I liken it to two cars crashing into each other at high speed and in fact we would refer to them as ‘Big Bang Merges’. Two or more teams of people working on what started out the same, have now evolved their code into something that’s remarkably different. When those two objects which are no longer the same shape attempt to occupy the same space, the universe tries to correct this impossibility with explosive results. It’s much easier to grow the two code bases at the same time. It can often feel slower to develop software like this, but the alternative has the slow-down in a different place, and has the nasty side-effect where bugs can be introduced and go unnoticed more easily.
An agile board
Just to go a wee bit sideways here, in that the rest of the talk is about tools to get your code in order. The agile board is the one piece of infrastructure that really only exists in an agile environment. It needn’t be a fancy 60” touchscreen hooked up to the latest in Agile software. It might be a spare bit of wall with some post-its attached.
– Makes work visible
- Shows to yourselves when work is taking longer than it should. “It’ll be done by next standup” 3 days in a row.
- It is a nice feeling being able to see something physical moving across the board. Software is never finished and it’s very easy to forget what you’ve accomplished, so having a thing represent completion for you is reason enough to have it. Having that accomplished feeling is a good feedback mechanism for developing a rhythm of delivering on time.

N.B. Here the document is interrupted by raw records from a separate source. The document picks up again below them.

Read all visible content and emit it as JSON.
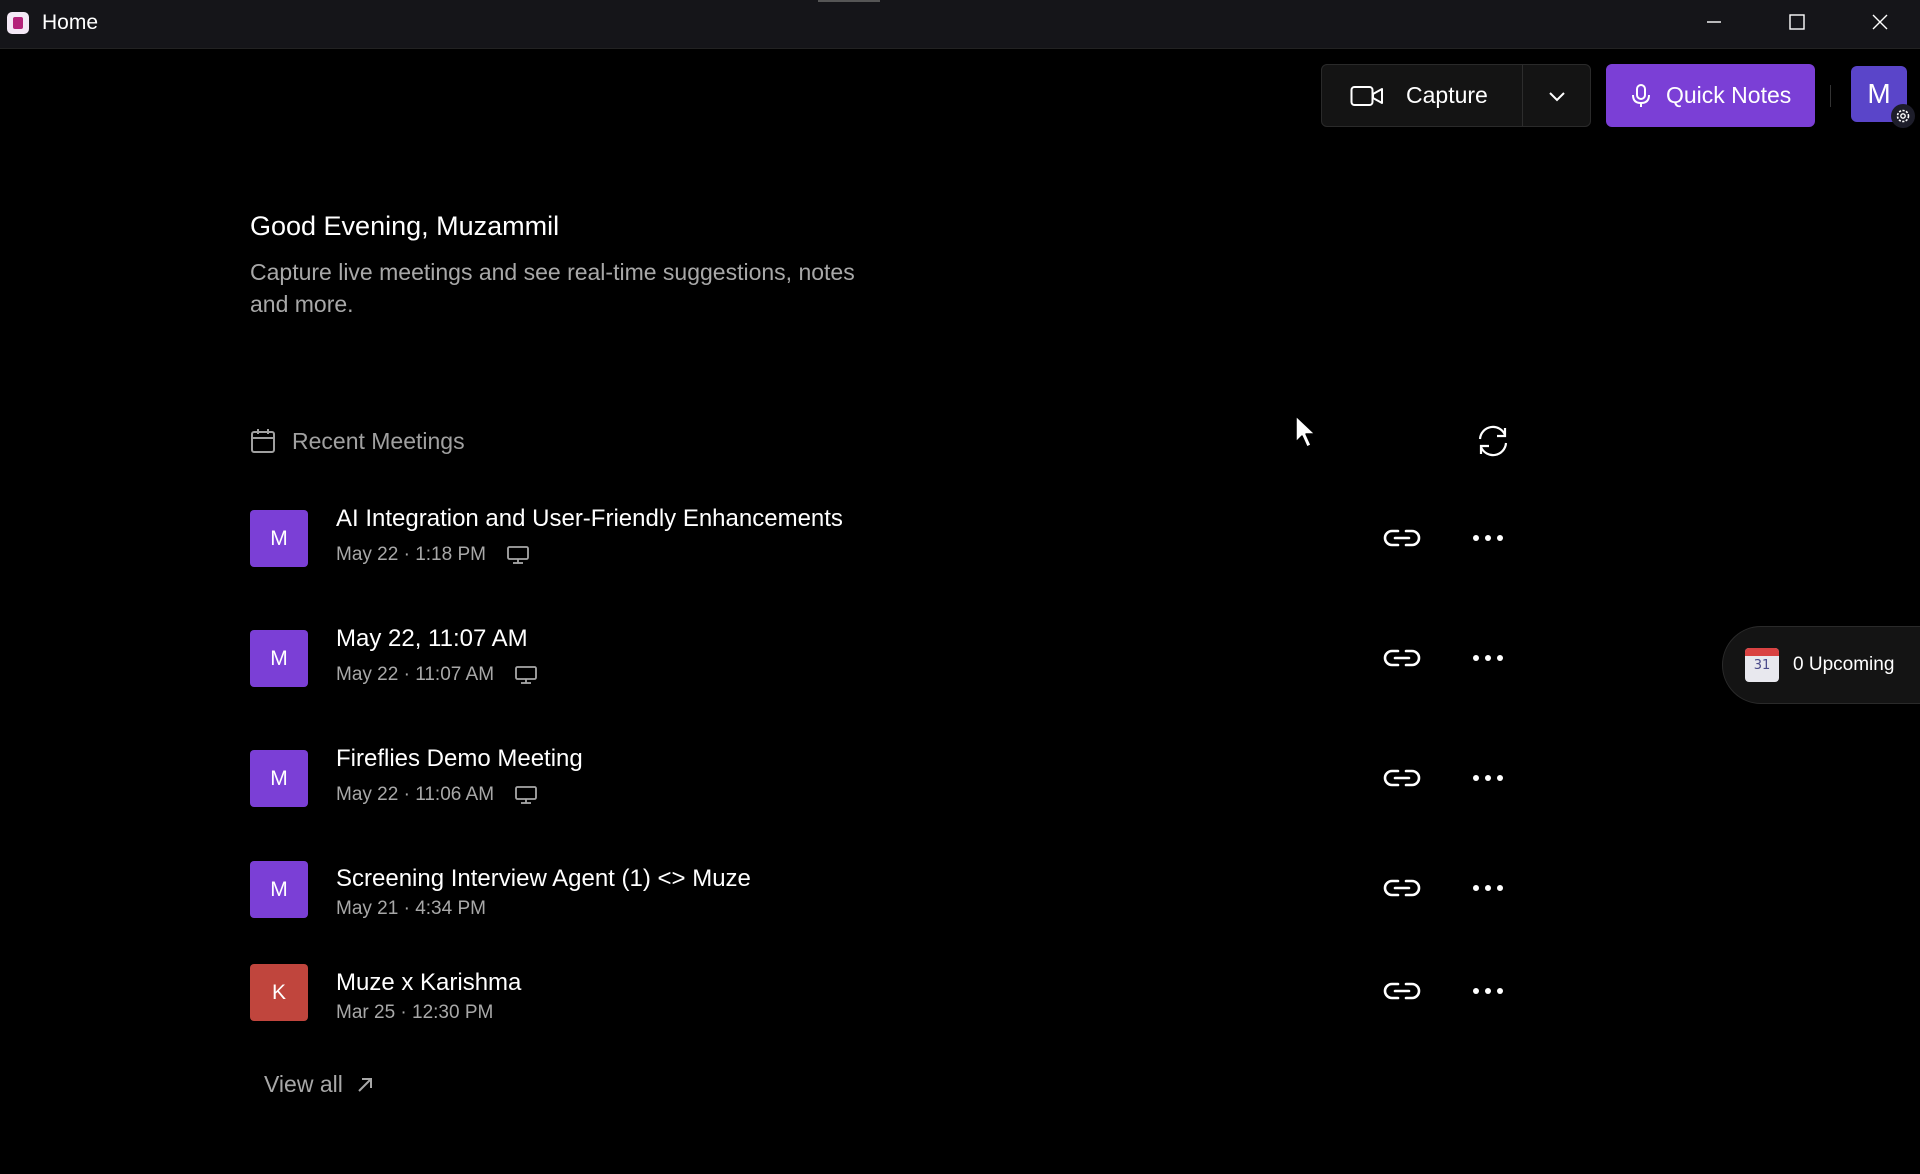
{
  "window": {
    "title": "Home"
  },
  "toolbar": {
    "capture_label": "Capture",
    "quick_notes_label": "Quick Notes",
    "avatar_initial": "M"
  },
  "greeting": {
    "title": "Good Evening, Muzammil",
    "subtitle": "Capture live meetings and see real-time suggestions, notes and more."
  },
  "recent": {
    "header": "Recent Meetings",
    "meetings": [
      {
        "initial": "M",
        "color": "#7b3fd6",
        "title": "AI Integration and User-Friendly Enhancements",
        "date": "May 22 · 1:18 PM",
        "device_icon": true
      },
      {
        "initial": "M",
        "color": "#7b3fd6",
        "title": "May 22, 11:07 AM",
        "date": "May 22 · 11:07 AM",
        "device_icon": true
      },
      {
        "initial": "M",
        "color": "#7b3fd6",
        "title": "Fireflies Demo Meeting",
        "date": "May 22 · 11:06 AM",
        "device_icon": true
      },
      {
        "initial": "M",
        "color": "#7b3fd6",
        "title": "Screening Interview Agent (1) <> Muze",
        "date": "May 21 · 4:34 PM",
        "device_icon": false
      },
      {
        "initial": "K",
        "color": "#c0453d",
        "title": "Muze x Karishma",
        "date": "Mar 25 · 12:30 PM",
        "device_icon": false
      }
    ],
    "view_all_label": "View all"
  },
  "upcoming": {
    "calendar_day": "31",
    "label": "0 Upcoming"
  },
  "colors": {
    "accent": "#7b3fd6",
    "background": "#000000"
  }
}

- When it’s a web-based tool, it makes working remotely a bit easier. As someone who worked in the European timezone for around 6 months, I can tell you that it is a good start for communicating the bare minimum about who is working on what and what is available to pick up next. But if you’re all working in the same room, then the post-its are just as effective.
- It provides a bit of marketing to the rest of the company. If the big-wigs walk past and can see you’re doing something totally awesome, it helps them to think good things about your team when making decisions. In my experience, it doesn’t go the other way. They see even mundane work as “necessary”.
- It greases the wheels of a large company. Project Management can look at this board and see what’s happening right now without needing to interrupt the developers actually working on it. Or they can raise a task on the backlog, knowing that the developers will likely need to investigate it a bit more themselves before they are ready to have a proper conversation about it.
If you’re looking for Free Agile Software to use on your projects, then I recommend Trello
Conclusion
Version Control, Continuous Integration, and One Step Builds are parts of the agile infrastructure because they have some common themes. They allow us to respond more quickly to change, whether that’s change in the code, change in the requirements or a change in the thinking of a team member and they help us to oil the wheels of delivering value.
But the most important aspect of agile infrastructure is something that I’ve hinted at throughout the talk and that is Team Culture. If your culture allows broken windows, or code manufactured to bypass continuous integration (doesn’t have tests) or doesn’t allow the team to jump in to help someone who is struggling on a task that we all thought would take an hour and has ballooned to 3 days, then all the 60” touchscreens in the world won’t save your project from failing. Agile Infrastructure are some tools – it’s up to you to use them effectively.
I should point out – this was originally written as a Guest Lecture for a group of 3rd year students at university. Also, I’ve broken my rule of not changing it (except for typos / spelling mistakes, etc) after posting originally. This is because I will be giving the talk on June 5th, so I’ve been revising it and have added about 10% more content.
This post, now with 10% more awesome.